IR spectra of the olanzapine and its impurities were recorded in the solid state

as KBr dispersion using Perkin Elmer spectrum 100 series FT-IR spectrophotometer

with DRS (Diffuse Reflectance Sampler) technique.

4.2.5 Mass spectrometry (LC-MS/MS)

LC part of the LC/MS/MS system consisted of an Agilent-1100 series

quaternary gradient pump with a degasser, an auto sampler and a column oven

(Agilent Technologies, USA). MS/MS part of the system contained API-2000 system

(Applied Bio-Systems, Concord, Canada).
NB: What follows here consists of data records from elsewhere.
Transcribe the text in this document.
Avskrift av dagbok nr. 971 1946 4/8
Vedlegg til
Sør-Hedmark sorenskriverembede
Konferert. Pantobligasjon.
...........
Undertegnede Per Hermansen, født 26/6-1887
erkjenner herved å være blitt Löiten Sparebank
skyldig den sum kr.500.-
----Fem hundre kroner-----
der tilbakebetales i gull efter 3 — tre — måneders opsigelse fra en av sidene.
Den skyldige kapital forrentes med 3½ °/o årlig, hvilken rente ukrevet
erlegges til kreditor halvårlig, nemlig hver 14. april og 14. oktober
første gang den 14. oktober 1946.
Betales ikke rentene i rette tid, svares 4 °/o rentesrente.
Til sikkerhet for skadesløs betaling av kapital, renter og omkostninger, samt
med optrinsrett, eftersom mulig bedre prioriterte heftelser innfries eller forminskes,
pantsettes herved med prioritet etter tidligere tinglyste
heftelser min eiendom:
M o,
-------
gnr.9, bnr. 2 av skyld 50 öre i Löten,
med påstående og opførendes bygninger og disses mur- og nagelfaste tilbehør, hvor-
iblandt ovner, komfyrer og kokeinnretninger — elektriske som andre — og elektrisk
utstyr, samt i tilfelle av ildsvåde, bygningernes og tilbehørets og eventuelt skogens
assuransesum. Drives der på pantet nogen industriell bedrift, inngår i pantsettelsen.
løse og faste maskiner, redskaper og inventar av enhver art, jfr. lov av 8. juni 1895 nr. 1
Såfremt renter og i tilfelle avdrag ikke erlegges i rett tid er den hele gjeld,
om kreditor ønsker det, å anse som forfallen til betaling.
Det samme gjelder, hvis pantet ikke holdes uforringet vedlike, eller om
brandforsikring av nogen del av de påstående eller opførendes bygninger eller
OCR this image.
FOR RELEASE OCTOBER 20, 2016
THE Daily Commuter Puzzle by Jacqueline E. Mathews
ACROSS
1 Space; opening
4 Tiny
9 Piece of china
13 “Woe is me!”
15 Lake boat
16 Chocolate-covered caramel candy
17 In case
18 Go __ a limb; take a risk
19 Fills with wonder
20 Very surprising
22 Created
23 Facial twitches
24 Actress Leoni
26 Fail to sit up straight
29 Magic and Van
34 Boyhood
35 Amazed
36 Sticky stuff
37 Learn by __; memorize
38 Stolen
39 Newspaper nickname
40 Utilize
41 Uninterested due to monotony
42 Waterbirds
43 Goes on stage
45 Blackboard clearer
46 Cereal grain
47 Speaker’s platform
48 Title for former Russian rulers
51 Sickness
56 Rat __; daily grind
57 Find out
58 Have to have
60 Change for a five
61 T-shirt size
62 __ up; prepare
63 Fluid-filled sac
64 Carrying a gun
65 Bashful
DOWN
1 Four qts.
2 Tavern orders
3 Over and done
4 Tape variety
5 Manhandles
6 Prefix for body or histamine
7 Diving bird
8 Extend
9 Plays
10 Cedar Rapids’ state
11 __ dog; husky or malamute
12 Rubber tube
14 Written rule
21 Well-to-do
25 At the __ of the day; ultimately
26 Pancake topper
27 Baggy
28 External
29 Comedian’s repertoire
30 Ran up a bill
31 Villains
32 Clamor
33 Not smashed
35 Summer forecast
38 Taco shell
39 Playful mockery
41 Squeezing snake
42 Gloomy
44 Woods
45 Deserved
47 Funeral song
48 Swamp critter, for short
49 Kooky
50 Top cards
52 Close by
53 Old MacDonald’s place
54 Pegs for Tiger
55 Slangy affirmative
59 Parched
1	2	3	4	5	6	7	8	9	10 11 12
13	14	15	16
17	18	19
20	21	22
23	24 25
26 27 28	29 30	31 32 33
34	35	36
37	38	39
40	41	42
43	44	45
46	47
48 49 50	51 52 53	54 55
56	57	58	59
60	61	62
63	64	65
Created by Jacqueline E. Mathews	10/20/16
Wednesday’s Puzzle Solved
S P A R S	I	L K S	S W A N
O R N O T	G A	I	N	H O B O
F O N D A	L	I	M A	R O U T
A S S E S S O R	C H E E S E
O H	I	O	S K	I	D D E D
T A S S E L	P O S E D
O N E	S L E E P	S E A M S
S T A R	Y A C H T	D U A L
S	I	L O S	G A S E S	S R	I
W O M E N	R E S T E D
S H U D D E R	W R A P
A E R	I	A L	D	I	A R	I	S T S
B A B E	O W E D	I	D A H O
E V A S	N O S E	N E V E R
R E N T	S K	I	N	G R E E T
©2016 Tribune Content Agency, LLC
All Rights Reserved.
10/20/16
The chromatographic conditions used for

the LC separations were same as described in section 3.2.2. The HPLC effluent was

introduced (30 % of the total effluent) into electron spray ionization (ESI) positive

mode and negative mode at a flow rate of 1.2 ml/min with split ratio of 3:7. The ion

source voltage was maintained at 5500 volts and the capillary temperature was 350

°C. Nitrogen was used both as nebulizer and turbo spray gas. Mass range was tuned to

50-1000 amu. MS/MS studies were carried out by maintaining normalized collision

energy of 35 eV with the m/z range of 50-600 amu. The MS and MS/MS data

obtained for capecitabine and its impurities are given in the Table 4.1.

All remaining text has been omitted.